Quote:Loud and ‘nasty’ voices may not speak the truth on the Voice
Sean Kelly
In 2016, two votes, quite close together, helped shape a narrative that has affected the media’s approach to elections ever since. The victories of Brexit and Donald Trump were used to tell many stories. Among them was the idea that the loudest voices on the right may be more significant than they may at first seem; that the polling might be wildly wrong, disguising battalions of “shy Tories”.
The lingering effect of this story could be seen in 2022, in another pair of oddly similar elections. Many predicted the midterm elections in the United States would be a bloodbath for Joe Biden. Instead, there was remarkable stability – not a single sitting senator lost, the first time that has happened since 1912. In Victoria, many in the media expected the state election to be close, with Daniel Andrews losing seats. Late last week the final lower house result was called: Labor had in fact gained a seat.
It is important to note that in both cases the pollsters were fairly accurate. Certainly, the media prefers certain narratives over others (close contest versus blowout, say), which played a part. But it is hard to avoid the sense that here, as in America, loud and nasty voices somehow managed to convince large swathes of media that they were far more representative of general opinion than they in fact turned out to be.
Given this country will, next year, see a major national vote on a matter of historic importance – the referendum on the Indigenous Voice to Parliament – it is worth asking which of the two narratives will influence the media’s approach. Will editors and journalists approach it in the shadow of 2016, believing the loudest voices deserve coverage because they are broadly representative, even if polling suggests otherwise? Or will they take the more recent lesson: that vitriolic opposition from the usual suspects may tell us little that is useful?
Because of course there will be vitriolic opposition. Last week marked five years since the same-sex marriage plebiscite. By now, most will remember the result and little more. And most – though not those in the LGBTIQ community – will have forgotten how nasty things became. I cannot do better than quoting arts writer Dee Jefferson, who wrote at the time: “the debate has been as much a debate about homosexuality as it has been about marriage. The hardest part has been realising how much homophobia and hate actually exists.” There was a huge increase in demand for mental health services, and one study afterwards found increased levels of stress, anxiety and depression in the community whose rights were the subject of national debate.
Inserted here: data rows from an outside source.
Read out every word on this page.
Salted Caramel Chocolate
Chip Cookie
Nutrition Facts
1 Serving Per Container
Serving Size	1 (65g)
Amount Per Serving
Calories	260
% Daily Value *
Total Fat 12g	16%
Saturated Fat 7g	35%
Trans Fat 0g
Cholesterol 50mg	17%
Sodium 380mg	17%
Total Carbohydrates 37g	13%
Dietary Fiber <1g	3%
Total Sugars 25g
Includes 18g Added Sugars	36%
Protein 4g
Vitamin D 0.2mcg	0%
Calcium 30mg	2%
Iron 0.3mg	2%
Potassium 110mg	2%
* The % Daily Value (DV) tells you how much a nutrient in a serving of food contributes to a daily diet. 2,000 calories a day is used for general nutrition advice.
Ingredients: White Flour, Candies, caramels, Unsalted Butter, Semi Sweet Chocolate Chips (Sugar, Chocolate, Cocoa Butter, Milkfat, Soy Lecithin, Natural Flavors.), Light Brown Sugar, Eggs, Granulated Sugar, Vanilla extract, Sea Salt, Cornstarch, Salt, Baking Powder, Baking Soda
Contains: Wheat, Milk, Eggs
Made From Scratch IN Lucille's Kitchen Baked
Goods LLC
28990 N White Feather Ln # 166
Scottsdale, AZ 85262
Most will have forgotten the foolishness, too – the lame attempts by public figures to jump on every possible hook as a way of gaining relevance. Remember Tony Abbott attacking the NRL for allowing Macklemore to sing a hit song, supporting marriage equality, at the grand final – followed by Peter Dutton suggesting “free speech” implied a second song “against gay marriage” should be played as well?
The greater foolishness, though, came about in the way that the actual topic of debate was quickly left behind, in favour of feverish speculation about what might come next. Marriage was not really the issue, “No” campaigners declared. They were fighting to prevent the end of Mother’s Day. From the thinnest of legal pretexts, they argued the real danger was that priests would be punished, and that defending traditional marriage would become illegal. Marriage equality was, said Senator Cory Bernardi, a “rainbow Trojan horse”.
On the Voice front, both the Minister for Indigenous Australians, Linda Burney, and Indigenous academic Marcia Langton have recently warned of vitriol. We are in the early days of this new debate; still, the signs are not good. In recent weeks we have seen prominent commentators recycle old, dangerous tropes. One referred to “the Indigenous industry”, with its nasty implication that there is good money to be made out of being Indigenous. Another warned us that the Voice could be filled with people like Lidia Thorpe; it might behave like Noel Pearson. This is the worst type of condescension: you cannot have a Voice because you cannot be trusted to appoint the right type of Indigenous person.
And sure enough, the other pattern from the marriage debate has recurred too: such insinuations are accompanied in the public sphere by wild speculation about legal consequences, with rhetoric just as absurdly overdone. The Voice will be a “shadow government”, we have been warned. And “Parliamentary democracy as we have known it will be dead”, we are told.
This past weekend marked 30 years since Paul Keating’s landmark Redfern speech, in which he told the truth about our violent history. Another recent anniversary went largely unremarked: it is 25 years since John Howard, on the ABC, held a photocopied map of Australia up to the camera and told viewers that without his intervention native title laws would allow Aboriginal veto over development on 78 per cent of the land mass of Australia. “Now, that is a very simple message.” It was, too – he was telling voters that First Australians were coming for their land. Now we are being fed a similar line: they are coming for our government.